Ramon Y. Tungka Instagram – :
Dapat dipastikan bahwa memilih menu berbuka jauh lebih susah dibanding memilih menu sahur.
Oleh sebab perut tak dimanja selama berjam-jam, maka sekalinya berbuka, rasanya ingin melahap semuanya. Pembalasan.
Namun, selain impak kekenyangan yang tidak sehat, gunungan sampah plastik pun berpotensi tak bisa dihindari. Dampak buasnya pembalasan.
Dibutuhkan kecermatan memilih dan memilah menu serta keperluan selama bulan Ramadan, kawan.
Alangkah lebih bijak bila membawa wadah & alat makan sendiri ketika membeli ta’jil. Namun setidaknya cukup dengan mampu menahan nafsu lapar mata menjelang berbuka, kita dapat meminimalisir potensi timbunan sampah plastik sekali pakai yang berasal dari pembungkus aneka ta’jil.
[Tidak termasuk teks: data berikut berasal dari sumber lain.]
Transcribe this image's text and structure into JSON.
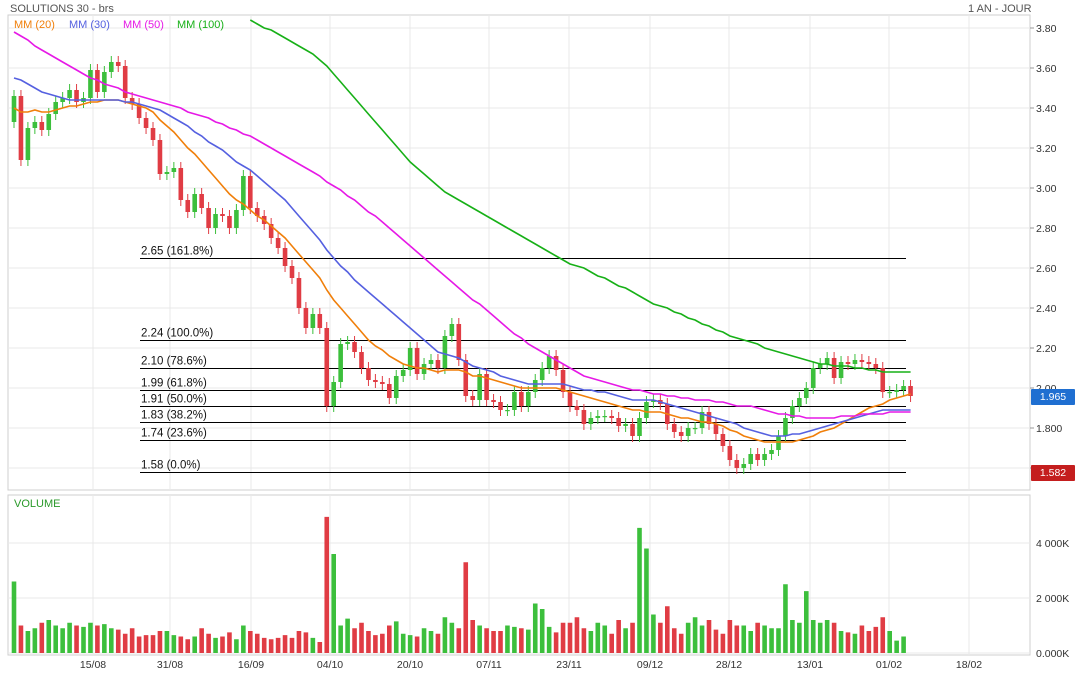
{
  "header": {
    "title": "SOLUTIONS 30 - brs",
    "period": "1 AN - JOUR"
  },
  "indicators": [
    {
      "label": "MM (20)",
      "color": "#f07f0a"
    },
    {
      "label": "MM (30)",
      "color": "#5560e0"
    },
    {
      "label": "MM (50)",
      "color": "#e619e6"
    },
    {
      "label": "MM (100)",
      "color": "#17b017"
    }
  ],
  "colors": {
    "up": "#3cbf3c",
    "down": "#e03c44",
    "fib": "#000000",
    "grid": "#e8e8e8"
  },
  "badges": {
    "last_price": "1.965",
    "last_price_color": "#1f6fd1",
    "low_marker": "1.582",
    "low_marker_color": "#c41e1e"
  },
  "volume_panel": {
    "label": "VOLUME",
    "ticks": [
      "4 000K",
      "2 000K",
      "0.000K"
    ]
  },
  "chart_data": {
    "type": "candlestick",
    "title": "SOLUTIONS 30 - brs",
    "price_axis": {
      "ticks": [
        "3.80",
        "3.60",
        "3.40",
        "3.20",
        "3.00",
        "2.80",
        "2.60",
        "2.40",
        "2.20",
        "2.00",
        "1.800",
        "1.600"
      ],
      "range": [
        1.54,
        3.86
      ]
    },
    "date_ticks": [
      "15/08",
      "31/08",
      "16/09",
      "04/10",
      "20/10",
      "07/11",
      "23/11",
      "09/12",
      "28/12",
      "13/01",
      "01/02",
      "18/02"
    ],
    "fibonacci": [
      {
        "price": 2.65,
        "label": "2.65  (161.8%)"
      },
      {
        "price": 2.24,
        "label": "2.24  (100.0%)"
      },
      {
        "price": 2.1,
        "label": "2.10  (78.6%)"
      },
      {
        "price": 1.99,
        "label": "1.99  (61.8%)"
      },
      {
        "price": 1.91,
        "label": "1.91  (50.0%)"
      },
      {
        "price": 1.83,
        "label": "1.83  (38.2%)"
      },
      {
        "price": 1.74,
        "label": "1.74  (23.6%)"
      },
      {
        "price": 1.58,
        "label": "1.58  (0.0%)"
      }
    ],
    "close": [
      3.46,
      3.14,
      3.3,
      3.33,
      3.29,
      3.37,
      3.43,
      3.45,
      3.49,
      3.43,
      3.45,
      3.59,
      3.48,
      3.58,
      3.63,
      3.61,
      3.45,
      3.42,
      3.35,
      3.3,
      3.24,
      3.07,
      3.08,
      3.1,
      2.94,
      2.88,
      2.97,
      2.9,
      2.8,
      2.87,
      2.86,
      2.8,
      2.89,
      3.06,
      2.9,
      2.86,
      2.82,
      2.75,
      2.7,
      2.61,
      2.55,
      2.4,
      2.3,
      2.37,
      2.3,
      1.91,
      2.03,
      2.22,
      2.23,
      2.18,
      2.1,
      2.04,
      2.03,
      2.02,
      1.95,
      2.06,
      2.09,
      2.2,
      2.07,
      2.12,
      2.14,
      2.1,
      2.26,
      2.32,
      2.14,
      1.96,
      1.94,
      2.07,
      1.94,
      1.93,
      1.89,
      1.89,
      1.98,
      1.91,
      1.98,
      2.04,
      2.1,
      2.16,
      2.09,
      1.98,
      1.91,
      1.89,
      1.82,
      1.85,
      1.86,
      1.86,
      1.85,
      1.81,
      1.82,
      1.76,
      1.85,
      1.93,
      1.94,
      1.92,
      1.82,
      1.78,
      1.76,
      1.8,
      1.8,
      1.88,
      1.82,
      1.77,
      1.71,
      1.64,
      1.6,
      1.62,
      1.67,
      1.64,
      1.67,
      1.69,
      1.76,
      1.85,
      1.91,
      1.95,
      2.0,
      2.1,
      2.12,
      2.15,
      2.05,
      2.13,
      2.12,
      2.14,
      2.13,
      2.12,
      2.1,
      1.98,
      1.98,
      1.99,
      2.01,
      1.96
    ],
    "volume_k": [
      2600,
      1000,
      800,
      900,
      1100,
      1200,
      1000,
      900,
      1100,
      1000,
      950,
      1100,
      1000,
      1050,
      900,
      850,
      700,
      900,
      600,
      650,
      650,
      800,
      800,
      650,
      600,
      500,
      600,
      900,
      700,
      550,
      600,
      750,
      500,
      1000,
      800,
      700,
      550,
      500,
      550,
      650,
      550,
      800,
      750,
      550,
      400,
      4950,
      3600,
      1000,
      1250,
      900,
      1100,
      800,
      650,
      700,
      1000,
      1150,
      700,
      650,
      600,
      900,
      800,
      700,
      1300,
      1100,
      900,
      3300,
      1200,
      1000,
      900,
      800,
      800,
      1000,
      950,
      900,
      850,
      1800,
      1600,
      950,
      750,
      1100,
      1100,
      1300,
      900,
      800,
      1100,
      1000,
      700,
      1200,
      900,
      1100,
      4550,
      3800,
      1400,
      1100,
      1700,
      900,
      700,
      1100,
      1300,
      1000,
      1200,
      850,
      700,
      1200,
      1000,
      1000,
      800,
      1100,
      1000,
      900,
      900,
      2500,
      1200,
      1100,
      2250,
      1200,
      1100,
      1200,
      1100,
      800,
      750,
      700,
      1000,
      800,
      950,
      1300,
      800,
      450,
      600
    ],
    "ma_20": [
      3.4,
      3.38,
      3.38,
      3.39,
      3.38,
      3.38,
      3.39,
      3.4,
      3.41,
      3.41,
      3.42,
      3.43,
      3.43,
      3.44,
      3.44,
      3.44,
      3.43,
      3.42,
      3.41,
      3.4,
      3.38,
      3.34,
      3.31,
      3.28,
      3.24,
      3.2,
      3.17,
      3.13,
      3.09,
      3.05,
      3.01,
      2.97,
      2.94,
      2.92,
      2.89,
      2.86,
      2.84,
      2.81,
      2.78,
      2.75,
      2.71,
      2.67,
      2.63,
      2.59,
      2.55,
      2.49,
      2.44,
      2.4,
      2.36,
      2.32,
      2.28,
      2.24,
      2.21,
      2.19,
      2.16,
      2.14,
      2.12,
      2.11,
      2.1,
      2.1,
      2.09,
      2.08,
      2.09,
      2.09,
      2.09,
      2.08,
      2.06,
      2.06,
      2.05,
      2.04,
      2.03,
      2.02,
      2.01,
      2.0,
      2.0,
      2.0,
      2.0,
      2.0,
      2.0,
      1.99,
      1.98,
      1.97,
      1.96,
      1.95,
      1.94,
      1.93,
      1.92,
      1.91,
      1.9,
      1.89,
      1.89,
      1.88,
      1.88,
      1.88,
      1.87,
      1.86,
      1.85,
      1.85,
      1.84,
      1.83,
      1.83,
      1.82,
      1.81,
      1.79,
      1.78,
      1.76,
      1.75,
      1.74,
      1.73,
      1.73,
      1.73,
      1.73,
      1.73,
      1.74,
      1.75,
      1.76,
      1.78,
      1.79,
      1.8,
      1.82,
      1.84,
      1.86,
      1.88,
      1.9,
      1.91,
      1.92,
      1.94,
      1.95,
      1.96,
      1.97
    ],
    "ma_30": [
      3.55,
      3.54,
      3.52,
      3.5,
      3.48,
      3.47,
      3.46,
      3.45,
      3.44,
      3.44,
      3.44,
      3.44,
      3.44,
      3.44,
      3.44,
      3.44,
      3.43,
      3.43,
      3.42,
      3.41,
      3.4,
      3.39,
      3.37,
      3.35,
      3.33,
      3.31,
      3.28,
      3.26,
      3.23,
      3.21,
      3.19,
      3.16,
      3.13,
      3.11,
      3.09,
      3.06,
      3.03,
      3.0,
      2.97,
      2.94,
      2.9,
      2.86,
      2.82,
      2.78,
      2.74,
      2.69,
      2.65,
      2.61,
      2.58,
      2.54,
      2.51,
      2.48,
      2.45,
      2.42,
      2.39,
      2.36,
      2.33,
      2.3,
      2.27,
      2.24,
      2.21,
      2.18,
      2.17,
      2.16,
      2.15,
      2.13,
      2.11,
      2.1,
      2.09,
      2.08,
      2.06,
      2.05,
      2.04,
      2.03,
      2.02,
      2.02,
      2.02,
      2.02,
      2.02,
      2.02,
      2.01,
      2.0,
      1.99,
      1.99,
      1.98,
      1.98,
      1.97,
      1.96,
      1.95,
      1.94,
      1.94,
      1.94,
      1.94,
      1.93,
      1.92,
      1.91,
      1.9,
      1.89,
      1.88,
      1.87,
      1.86,
      1.85,
      1.84,
      1.83,
      1.82,
      1.8,
      1.79,
      1.78,
      1.77,
      1.76,
      1.76,
      1.76,
      1.77,
      1.77,
      1.78,
      1.79,
      1.8,
      1.81,
      1.82,
      1.83,
      1.84,
      1.85,
      1.86,
      1.87,
      1.88,
      1.89,
      1.89,
      1.89,
      1.89,
      1.89
    ],
    "ma_50": [
      3.78,
      3.76,
      3.74,
      3.71,
      3.69,
      3.67,
      3.65,
      3.63,
      3.61,
      3.59,
      3.57,
      3.55,
      3.54,
      3.52,
      3.51,
      3.5,
      3.48,
      3.47,
      3.46,
      3.45,
      3.44,
      3.43,
      3.42,
      3.41,
      3.4,
      3.38,
      3.37,
      3.36,
      3.35,
      3.33,
      3.32,
      3.3,
      3.29,
      3.27,
      3.26,
      3.24,
      3.22,
      3.2,
      3.18,
      3.16,
      3.14,
      3.12,
      3.1,
      3.08,
      3.06,
      3.03,
      3.01,
      2.99,
      2.96,
      2.94,
      2.91,
      2.88,
      2.86,
      2.83,
      2.8,
      2.77,
      2.74,
      2.71,
      2.68,
      2.65,
      2.62,
      2.59,
      2.56,
      2.53,
      2.5,
      2.47,
      2.44,
      2.42,
      2.39,
      2.36,
      2.33,
      2.3,
      2.27,
      2.25,
      2.22,
      2.2,
      2.18,
      2.16,
      2.14,
      2.12,
      2.1,
      2.08,
      2.06,
      2.05,
      2.04,
      2.03,
      2.02,
      2.01,
      2.0,
      1.99,
      1.99,
      1.98,
      1.97,
      1.97,
      1.96,
      1.96,
      1.95,
      1.95,
      1.94,
      1.94,
      1.94,
      1.93,
      1.93,
      1.92,
      1.91,
      1.91,
      1.91,
      1.9,
      1.89,
      1.88,
      1.87,
      1.87,
      1.86,
      1.86,
      1.85,
      1.85,
      1.85,
      1.85,
      1.85,
      1.86,
      1.86,
      1.86,
      1.87,
      1.87,
      1.87,
      1.87,
      1.88,
      1.88,
      1.88,
      1.88
    ],
    "ma_100": [
      null,
      null,
      null,
      null,
      null,
      null,
      null,
      null,
      null,
      null,
      null,
      null,
      null,
      null,
      null,
      null,
      null,
      null,
      null,
      null,
      null,
      null,
      null,
      null,
      null,
      null,
      null,
      null,
      null,
      null,
      null,
      null,
      null,
      null,
      3.84,
      3.82,
      3.8,
      3.79,
      3.77,
      3.75,
      3.73,
      3.71,
      3.69,
      3.67,
      3.64,
      3.61,
      3.57,
      3.53,
      3.49,
      3.45,
      3.41,
      3.37,
      3.33,
      3.29,
      3.25,
      3.21,
      3.17,
      3.13,
      3.1,
      3.07,
      3.04,
      3.01,
      2.98,
      2.96,
      2.94,
      2.92,
      2.9,
      2.88,
      2.86,
      2.84,
      2.82,
      2.8,
      2.78,
      2.76,
      2.74,
      2.72,
      2.7,
      2.68,
      2.66,
      2.64,
      2.62,
      2.61,
      2.6,
      2.58,
      2.56,
      2.55,
      2.53,
      2.51,
      2.5,
      2.48,
      2.46,
      2.44,
      2.42,
      2.41,
      2.4,
      2.38,
      2.37,
      2.35,
      2.34,
      2.32,
      2.31,
      2.29,
      2.28,
      2.26,
      2.25,
      2.24,
      2.23,
      2.22,
      2.2,
      2.19,
      2.18,
      2.17,
      2.16,
      2.15,
      2.14,
      2.13,
      2.12,
      2.12,
      2.11,
      2.11,
      2.11,
      2.1,
      2.1,
      2.09,
      2.09,
      2.08,
      2.08,
      2.08,
      2.08,
      2.08
    ]
  }
}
Tak perlu semua dibeli dan dilahap sekaligus sebagai wujud pembalasan. Bukankah masih ada 4 minggu lagi untuk mencoba varian ta’jil lainnya?
***
Foto diatas dapat menjadi sebuah inspirasi. Menampilkan bubur tradisional khas Bali yang berbahan dasar olahan hasil bumi dan disajikan pula secara alami. Tentu bisa diolah kembali, sehingga tak menghasilkan sampah.
Sobat Bumi, dalam ajaran manapun, kiranya apapun makanan didepan kita, wajib disyukuri dan dihabiskan. Menikmati dengan sederhana & secukupnya. Lantas bersyukur sebesar-besarnya.
“Wahai anak cucu Adam! Pakailah pakaianmu yang bagus di setiap (memasuki) masjid, makan dan minumlah. Tetapi jangan berlebih-lebihan. Sungguh Allah tak menyukai orang yang berlebih-lebihan.” (QS. Al-A’raf: 31)
***
Semoga kita diberkahi kenikmatan dan kekhusyukan dalam beribadah puasa, dan Inshallah dapat mewujudkan Ramadan yang lebih sehat dan tetap ramah lingkungan.